The town highway 7 crossing of Gilead Brook is a 31-ft-long, two-lane bridge consisting of one 27-foot concrete slab type superstructure (Vermont Agency of Transportation, written commun., August 24, 1994). The bridge is supported by vertical, concrete abutments with wingwalls. The channel is skewed approximately 30 degrees to the opening while the opening-skew-to-roadway is 15 degrees.

A scour hole 0.5 ft deeper than the mean thalweg depth was observed at the right side of the downstream bridge face during the Level I assessment. The scour protection measures in place at the site were type-1 stone fill (less than 12 inches diameter) along the right abutment and both downstream banks, type-2 stone fill (less than 36 inches diameter) on all of the road approach embankments, both upstream banks, and along the entire base length of the wingwalls. Additional details describing conditions at the site are included in the Level II Summary and Appendices D and E.

Scour depths and rock rip-rap sizes were computed using the general guidelines described in Hydraulic Engineering Circular 18 (Richardson and others, 1995). Total scour at a highway crossing is comprised of three components: 1) long-term streambed degradation; 2) contraction scour (due to accelerated flow caused by a reduction in flow area at a bridge) and; 3) local scour (caused by accelerated flow around piers and abutments). Total scour is the sum of the three components. Equations are available to compute depths for contraction and local scour and a summary of the results of these computations follows.

Contraction scour for all modelled flows ranged from 0.0 to 1.4 ft. The worst-case contraction scour occurred at the incipient overtopping discharge, which was between the 100- and 500-year discharges. Abutment scour ranged from 6.6 to 11.0 ft. with the worst-case scenario occurring at the 500-year discharge. Additional information on scour depths and depths to armoring are included in the section titled “Scour Results”. Scoured-streambed elevations, based on the calculated scour depths, are presented in tables 1 and 2. A cross-section of the scour computed at the bridge is presented in figure 8. Scour depths were calculated assuming an infinite depth of erosive material and a homogeneous particle-size distribution.

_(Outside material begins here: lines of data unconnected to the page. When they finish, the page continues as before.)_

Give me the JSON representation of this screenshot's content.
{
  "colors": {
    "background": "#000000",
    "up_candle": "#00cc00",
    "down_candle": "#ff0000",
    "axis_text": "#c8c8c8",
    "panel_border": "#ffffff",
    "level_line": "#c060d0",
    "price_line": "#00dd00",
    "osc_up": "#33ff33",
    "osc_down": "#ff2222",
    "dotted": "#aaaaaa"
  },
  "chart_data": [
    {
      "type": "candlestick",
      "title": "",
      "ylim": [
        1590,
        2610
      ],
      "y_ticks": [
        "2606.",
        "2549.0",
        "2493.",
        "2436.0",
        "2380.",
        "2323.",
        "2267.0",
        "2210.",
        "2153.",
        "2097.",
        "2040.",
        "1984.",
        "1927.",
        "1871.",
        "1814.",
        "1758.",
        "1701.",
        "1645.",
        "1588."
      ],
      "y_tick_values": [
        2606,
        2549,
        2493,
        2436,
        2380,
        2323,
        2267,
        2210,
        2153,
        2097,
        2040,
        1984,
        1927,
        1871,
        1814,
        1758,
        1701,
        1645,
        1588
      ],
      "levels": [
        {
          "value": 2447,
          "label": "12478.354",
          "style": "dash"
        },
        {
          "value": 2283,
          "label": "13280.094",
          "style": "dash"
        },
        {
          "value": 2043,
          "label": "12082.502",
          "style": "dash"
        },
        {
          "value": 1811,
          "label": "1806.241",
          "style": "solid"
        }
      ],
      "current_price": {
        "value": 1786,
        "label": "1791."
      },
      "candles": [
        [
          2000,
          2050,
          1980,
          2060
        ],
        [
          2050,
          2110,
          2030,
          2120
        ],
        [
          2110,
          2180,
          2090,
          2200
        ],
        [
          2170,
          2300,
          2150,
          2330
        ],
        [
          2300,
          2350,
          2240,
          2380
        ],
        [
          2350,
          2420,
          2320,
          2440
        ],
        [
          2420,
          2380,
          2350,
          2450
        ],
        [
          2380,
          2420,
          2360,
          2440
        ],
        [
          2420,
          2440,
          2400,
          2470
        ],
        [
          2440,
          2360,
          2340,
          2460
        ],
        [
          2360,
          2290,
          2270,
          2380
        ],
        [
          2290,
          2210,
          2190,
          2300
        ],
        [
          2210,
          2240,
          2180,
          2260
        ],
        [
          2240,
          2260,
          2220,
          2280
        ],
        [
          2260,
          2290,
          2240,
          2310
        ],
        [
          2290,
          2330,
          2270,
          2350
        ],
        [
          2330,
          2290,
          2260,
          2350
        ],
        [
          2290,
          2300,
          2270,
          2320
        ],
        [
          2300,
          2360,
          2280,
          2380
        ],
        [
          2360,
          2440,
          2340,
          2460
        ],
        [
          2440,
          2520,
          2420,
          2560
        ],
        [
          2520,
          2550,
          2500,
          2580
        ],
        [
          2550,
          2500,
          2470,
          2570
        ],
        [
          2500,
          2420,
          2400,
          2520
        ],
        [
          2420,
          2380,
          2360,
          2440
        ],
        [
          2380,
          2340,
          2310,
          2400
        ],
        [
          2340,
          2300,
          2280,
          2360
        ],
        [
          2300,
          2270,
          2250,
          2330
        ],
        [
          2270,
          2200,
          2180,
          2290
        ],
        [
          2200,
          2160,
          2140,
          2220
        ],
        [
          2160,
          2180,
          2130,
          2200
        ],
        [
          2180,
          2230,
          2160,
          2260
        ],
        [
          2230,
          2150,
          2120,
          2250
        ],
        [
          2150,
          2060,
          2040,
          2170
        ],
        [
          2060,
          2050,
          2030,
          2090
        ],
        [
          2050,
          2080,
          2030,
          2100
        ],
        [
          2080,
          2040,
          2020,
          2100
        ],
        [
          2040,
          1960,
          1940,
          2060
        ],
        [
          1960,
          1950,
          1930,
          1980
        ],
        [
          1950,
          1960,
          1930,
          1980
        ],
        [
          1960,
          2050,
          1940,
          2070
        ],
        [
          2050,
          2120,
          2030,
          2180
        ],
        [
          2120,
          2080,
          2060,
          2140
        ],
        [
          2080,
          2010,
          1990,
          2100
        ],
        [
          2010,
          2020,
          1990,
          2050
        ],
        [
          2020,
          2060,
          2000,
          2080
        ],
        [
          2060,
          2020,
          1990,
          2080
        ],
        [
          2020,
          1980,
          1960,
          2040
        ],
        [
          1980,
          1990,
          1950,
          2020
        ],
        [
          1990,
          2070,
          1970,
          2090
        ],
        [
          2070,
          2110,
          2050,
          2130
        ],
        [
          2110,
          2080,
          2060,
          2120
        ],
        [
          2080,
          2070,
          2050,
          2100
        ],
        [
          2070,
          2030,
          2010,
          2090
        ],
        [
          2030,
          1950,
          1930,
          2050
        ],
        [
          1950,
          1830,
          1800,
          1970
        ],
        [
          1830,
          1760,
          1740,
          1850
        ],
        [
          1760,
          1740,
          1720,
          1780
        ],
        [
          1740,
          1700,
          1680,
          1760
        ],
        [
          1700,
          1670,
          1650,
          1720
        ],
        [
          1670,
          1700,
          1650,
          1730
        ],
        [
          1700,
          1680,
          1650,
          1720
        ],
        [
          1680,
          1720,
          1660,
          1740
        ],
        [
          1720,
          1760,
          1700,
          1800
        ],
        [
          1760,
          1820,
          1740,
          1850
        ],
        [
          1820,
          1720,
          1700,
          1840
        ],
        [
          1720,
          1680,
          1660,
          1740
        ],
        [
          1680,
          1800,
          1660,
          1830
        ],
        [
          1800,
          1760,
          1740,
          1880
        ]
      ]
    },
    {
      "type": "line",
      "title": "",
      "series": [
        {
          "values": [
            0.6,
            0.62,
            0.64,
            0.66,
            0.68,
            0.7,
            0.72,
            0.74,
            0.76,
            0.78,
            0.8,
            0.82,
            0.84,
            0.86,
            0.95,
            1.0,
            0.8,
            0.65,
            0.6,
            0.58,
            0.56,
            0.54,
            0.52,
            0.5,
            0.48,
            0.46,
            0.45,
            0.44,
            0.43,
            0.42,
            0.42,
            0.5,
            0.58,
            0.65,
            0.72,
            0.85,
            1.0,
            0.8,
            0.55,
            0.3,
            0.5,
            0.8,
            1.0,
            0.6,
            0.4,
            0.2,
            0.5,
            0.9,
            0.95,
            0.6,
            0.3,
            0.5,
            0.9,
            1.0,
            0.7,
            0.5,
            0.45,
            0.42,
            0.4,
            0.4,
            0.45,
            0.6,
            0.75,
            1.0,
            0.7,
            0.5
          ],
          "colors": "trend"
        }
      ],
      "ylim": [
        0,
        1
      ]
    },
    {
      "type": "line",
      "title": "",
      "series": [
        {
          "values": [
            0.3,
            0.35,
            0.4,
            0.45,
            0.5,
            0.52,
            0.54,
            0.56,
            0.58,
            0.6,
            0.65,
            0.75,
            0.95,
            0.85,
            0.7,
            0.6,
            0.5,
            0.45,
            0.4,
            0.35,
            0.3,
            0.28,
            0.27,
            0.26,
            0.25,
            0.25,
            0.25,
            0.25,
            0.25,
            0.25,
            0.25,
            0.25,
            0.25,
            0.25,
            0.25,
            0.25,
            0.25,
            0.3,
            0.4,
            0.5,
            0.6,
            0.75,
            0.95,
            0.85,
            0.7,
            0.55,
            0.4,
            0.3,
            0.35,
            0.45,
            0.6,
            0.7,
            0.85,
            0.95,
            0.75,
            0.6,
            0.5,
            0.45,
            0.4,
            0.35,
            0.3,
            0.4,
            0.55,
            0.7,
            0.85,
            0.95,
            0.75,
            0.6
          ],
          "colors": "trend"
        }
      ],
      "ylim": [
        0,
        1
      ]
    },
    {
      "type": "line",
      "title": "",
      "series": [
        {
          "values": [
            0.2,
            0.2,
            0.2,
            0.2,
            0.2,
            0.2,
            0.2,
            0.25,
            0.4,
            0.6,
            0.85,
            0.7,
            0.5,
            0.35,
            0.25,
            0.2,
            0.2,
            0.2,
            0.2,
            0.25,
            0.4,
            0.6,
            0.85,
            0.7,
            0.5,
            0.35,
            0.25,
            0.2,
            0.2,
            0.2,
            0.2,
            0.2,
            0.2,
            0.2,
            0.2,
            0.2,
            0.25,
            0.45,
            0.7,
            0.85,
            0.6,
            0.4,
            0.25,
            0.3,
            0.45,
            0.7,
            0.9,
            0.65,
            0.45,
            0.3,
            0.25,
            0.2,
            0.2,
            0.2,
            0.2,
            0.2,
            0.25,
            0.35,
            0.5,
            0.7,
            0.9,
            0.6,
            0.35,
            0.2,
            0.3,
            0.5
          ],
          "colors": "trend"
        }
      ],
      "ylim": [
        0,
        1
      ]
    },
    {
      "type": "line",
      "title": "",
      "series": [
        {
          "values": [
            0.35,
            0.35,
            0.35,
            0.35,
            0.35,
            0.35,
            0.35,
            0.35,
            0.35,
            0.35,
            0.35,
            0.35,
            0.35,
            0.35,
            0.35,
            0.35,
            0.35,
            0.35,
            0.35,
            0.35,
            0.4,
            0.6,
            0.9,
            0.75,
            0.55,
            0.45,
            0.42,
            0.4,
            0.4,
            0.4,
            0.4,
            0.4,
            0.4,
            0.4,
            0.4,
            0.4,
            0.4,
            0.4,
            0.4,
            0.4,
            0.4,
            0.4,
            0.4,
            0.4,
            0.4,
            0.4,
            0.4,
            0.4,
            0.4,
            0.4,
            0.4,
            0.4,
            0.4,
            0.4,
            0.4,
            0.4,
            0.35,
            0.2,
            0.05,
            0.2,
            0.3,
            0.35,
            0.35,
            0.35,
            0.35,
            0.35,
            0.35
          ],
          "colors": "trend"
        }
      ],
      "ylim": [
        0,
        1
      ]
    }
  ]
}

It is generally accepted that the Froehlich equation (abutment scour) gives “excessively conservative estimates of scour depths” (Richardson and others, 1995, p. 47). Many factors, including historical performance during flood events, the geomorphic assessment, scour protection measures, and the results of the hydraulic analyses, must be considered to properly assess the validity of abutment scour results. Therefore, scour depths adopted by VTAOT may differ from the computed values documented herein, based on the consideration of additional contributing factors and experienced engineering judgement.